More pertinently, the phenomenon has reportedly driven up interest in lingerie and sexy accessories. VoucherCodesPro recently found that of the high volume of people searching for the 50 Shades trilogy books in June, 68 percent then went on to look for lingerie-related discounts afterwards and 26 percent continued on to seek sex toy deals.
Ann Summers has reportedly been selling bondage gear, such as silk ties, handcuffs and jiggle balls in the bucket load since the Fifty Shades of Grey book became a public hit.
And, the high street retailer – which rarely fails to profitably gauge the nation’s appetite for sex – recently co-hosted an event with Penguin Books for the launch of Sylvia Day’s Bared to You. The book had written on the front ‘If you liked Fifty Shades of Grey then you’ll love this.’
Coco de Mer is set to follow up, this September, with the launch of a real life version of ‘Fifty Shades of Grey,’ called Diary of a Submissive.
Yet, what is at the root of this sudden passion for fifty shades of kink? Can one book truly have such a massive impact on the public psyche? They say sex sells, so why was it not selling more before the launch of E L James raunchy novel?
The British psyche is traditionally considered to be reserved. Yes, the island’s male and female inhabitants may sometimes imbibe copious amounts of alcohol and make a public exhibition of themselves in the streets, but the same citizens – when sober – might find it difficult to enter an Ann Summers store without giggling.

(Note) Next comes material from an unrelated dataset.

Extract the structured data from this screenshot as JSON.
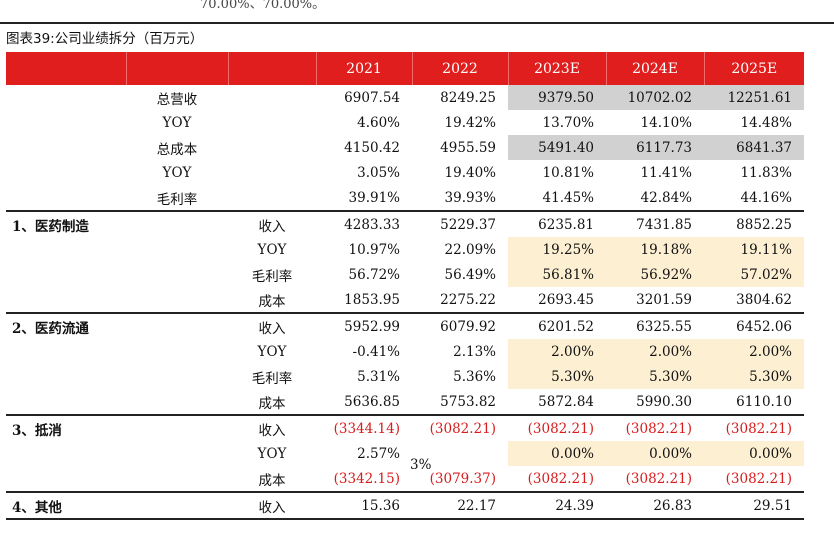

Many UK lingerie retailers have, in the past, hesitated to carry certain accessories in the fear that it might put off some of their more conservative customers.
I would argue, perhaps controversially, that Fifty Shades of Grey’s true achievement is not to help sex sell again, but to make it acceptable. This acceptability, driven by the mass consumption of ‘mummy porn,’ is what has led customers to stores in droves. Fifty Shades of Grey’s true achievement has been to make sex less, well, sexy.
And, the result has been that a new – potentially lucrative market – has opened up.
The verdict is in folks. Hate the novel or love it, but don’t dismiss it. Fetish products are no longer a grey area.